Rooibos tea was added to the European Union’s register of products with a protected designation of origin (PDO) in 2021. The PDO label identifies a product with a unique geographic region of origin and a production process that’s determined by that region. The particular region enables the production of a one-of-a-kind product that is essentially characterised by its place of origin. The rooibos plant is currently only farmed in and around the Cederberg mountains in the Western Cape.
Other well-known products that also have PDO status are Champagne from France, Feta cheese from Greece, and Prosciutto di Parma ham from Italy. Rooibos is currently the only PDO product from South Africa.

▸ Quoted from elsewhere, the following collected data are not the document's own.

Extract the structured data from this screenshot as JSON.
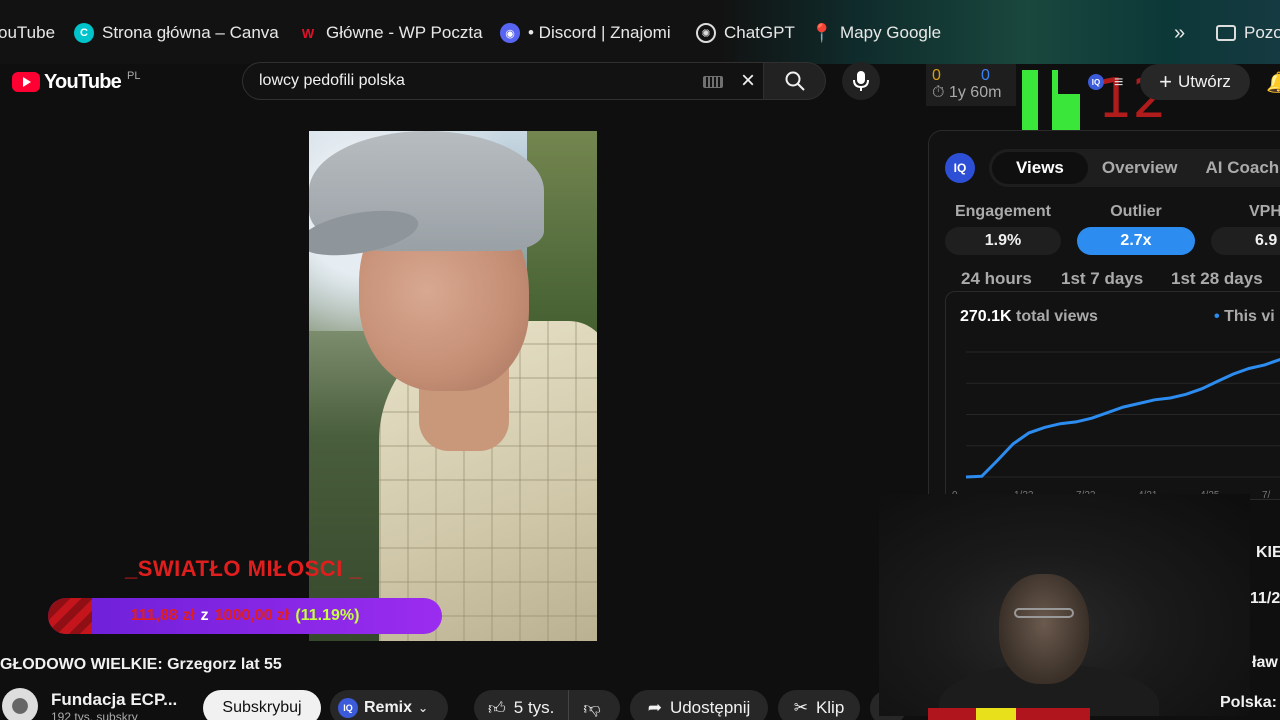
{
  "bookmarks": [
    {
      "label": "ouTube",
      "icon": "none"
    },
    {
      "label": "Strona główna – Canva",
      "icon": "canva-icon"
    },
    {
      "label": "Główne - WP Poczta",
      "icon": "wp-icon"
    },
    {
      "label": "• Discord | Znajomi",
      "icon": "discord-icon"
    },
    {
      "label": "ChatGPT",
      "icon": "chatgpt-icon"
    },
    {
      "label": "Mapy Google",
      "icon": "maps-pin-icon"
    },
    {
      "label": "Pozo",
      "icon": "folder-icon"
    }
  ],
  "header": {
    "logo_text": "YouTube",
    "country": "PL",
    "search_value": "lowcy pedofili polska",
    "timer": {
      "years": "0",
      "minutes": "0",
      "years_label": "1y",
      "minutes_label": "60m"
    },
    "k_digits": "12",
    "create_label": "Utwórz"
  },
  "video": {
    "stream_label": "_SWIATŁO MIŁOSCI _",
    "donation": {
      "amount": "111,88 zł",
      "z": "z",
      "goal": "1000,00 zł",
      "percent_text": "(11.19%)",
      "fraction": 0.1119
    },
    "title": "GŁODOWO WIELKIE: Grzegorz lat 55"
  },
  "channel": {
    "name": "Fundacja ECP...",
    "subs": "192 tys. subskry",
    "subscribe_label": "Subskrybuj",
    "remix_label": "Remix",
    "likes": "5 tys.",
    "share_label": "Udostępnij",
    "clip_label": "Klip",
    "more_label": "..."
  },
  "panel": {
    "tabs": [
      "Views",
      "Overview",
      "AI Coach"
    ],
    "metrics": [
      {
        "label": "Engagement",
        "value": "1.9%"
      },
      {
        "label": "Outlier",
        "value": "2.7x"
      },
      {
        "label": "VPH",
        "value": "6.9"
      }
    ],
    "ranges": [
      "24 hours",
      "1st 7 days",
      "1st 28 days"
    ],
    "total_views": "270.1K",
    "total_label": "total views",
    "legend": "This vi",
    "x_ticks": [
      "0",
      "1/22",
      "7/22",
      "4/21",
      "4/25",
      "7/"
    ]
  },
  "chart_data": {
    "type": "line",
    "title": "",
    "series": [
      {
        "name": "This vi",
        "values": [
          0,
          2,
          45,
          90,
          120,
          135,
          145,
          150,
          160,
          175,
          190,
          200,
          210,
          215,
          225,
          240,
          260,
          280,
          295,
          305,
          320,
          330
        ]
      }
    ],
    "x": [
      0,
      1,
      2,
      3,
      4,
      5,
      6,
      7,
      8,
      9,
      10,
      11,
      12,
      13,
      14,
      15,
      16,
      17,
      18,
      19,
      20,
      21
    ],
    "ylim": [
      0,
      340
    ],
    "grid": true,
    "color": "#2d8cf0"
  },
  "side": {
    "peek1": "KIE:",
    "peek2": "11/2",
    "peek3": "ław",
    "peek4": "Polska:"
  },
  "colors": {
    "accent": "#2d8cf0",
    "brand": "#ff0033",
    "donation_text": "#e01e1e"
  }
}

Not only does this protection status help Cederberg farmers sell more tea on the European markets, but it also draws in more international visitors who are interested in this unique region. Tourists – both local and foreign – want to see firsthand how rooibos plants are farmed and to learn more about the culture and history of this beloved product, and the Cederberg region has definitely felt an increase in interest.
“The registration of Rooibos as a PDO in the EU last year has created more awareness among the large tea-drinking nations in Europe of the origins of Rooibos and that it is unique to and only grows in the Cederberg region of the Western Cape,” said Adele du Toit, spokesperson for the SA Rooibos Council (SARC), as reported by BusinessInsider.

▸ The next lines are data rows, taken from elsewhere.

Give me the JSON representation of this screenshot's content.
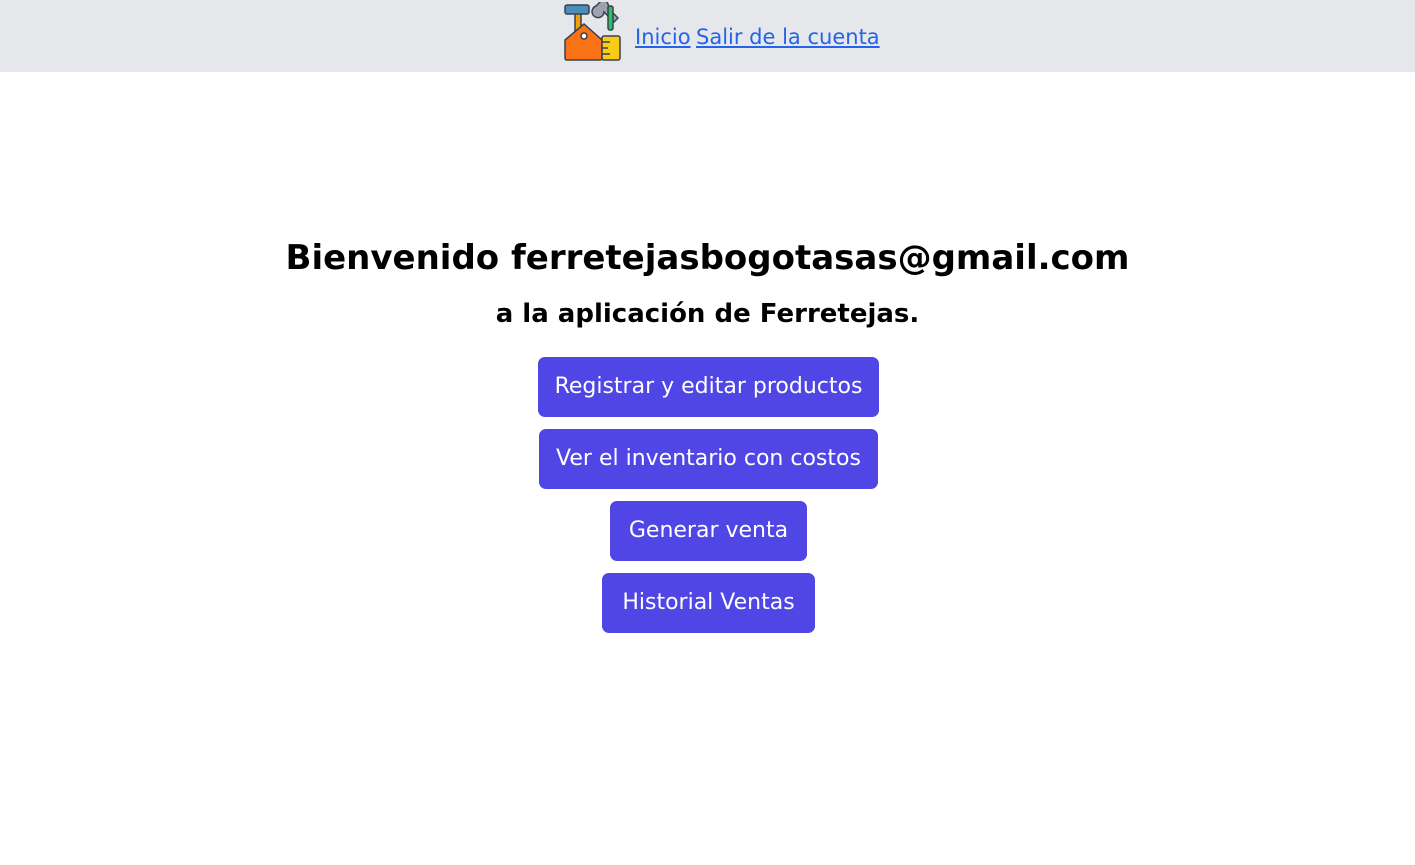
{
  "header": {
    "logo_icon": "hardware-toolbox-logo",
    "nav": [
      {
        "label": "Inicio"
      },
      {
        "label": "Salir de la cuenta"
      }
    ],
    "link_color": "#2563eb",
    "background_color": "#e5e7eb"
  },
  "main": {
    "title": "Bienvenido ferretejasbogotasas@gmail.com",
    "subtitle": "a la aplicación de Ferretejas.",
    "buttons": [
      {
        "label": "Registrar y editar productos"
      },
      {
        "label": "Ver el inventario con costos"
      },
      {
        "label": "Generar venta"
      },
      {
        "label": "Historial Ventas"
      }
    ],
    "button_color": "#4f46e5"
  }
}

“Most of these tea estates are 100+ years old, so staying there and learning about its history, tea culture and heritage is a unique experience in and of itself. When you go on a tea tour, a whole new world starts to unfold. It takes you inside a century-old community that has been farming and processing tea for generations.”
Sanet and Marietjie, founders of the Rooibos Route in Clanwilliam, also confirms an uptick in visitors.
“We’ve hosted tourists from all over the world, but there’s been an influx of German and Swiss tourists of late, and as locals have searched for secluded spots during the pandemic, Clanwilliam has become a favourite among South Africans too,” said Sanet Stander. She further explained that the tourists of late are also more keen on “being part of adventurous, unexplored activities, and tea tourism ticks all these boxes.”
The Rooibos Route offers a comprehensive exploration of rooibos tea, from farm to cup. They highlight and promote all the local farms, establishments, hiking routes, restaurants, shops and accommodation that will enable visitors to fully experience all things rooibos.
So for making the most iconic warm drink in South Africa, the Cederberg region definitely deserves all the love it’s currently receiving from travellers.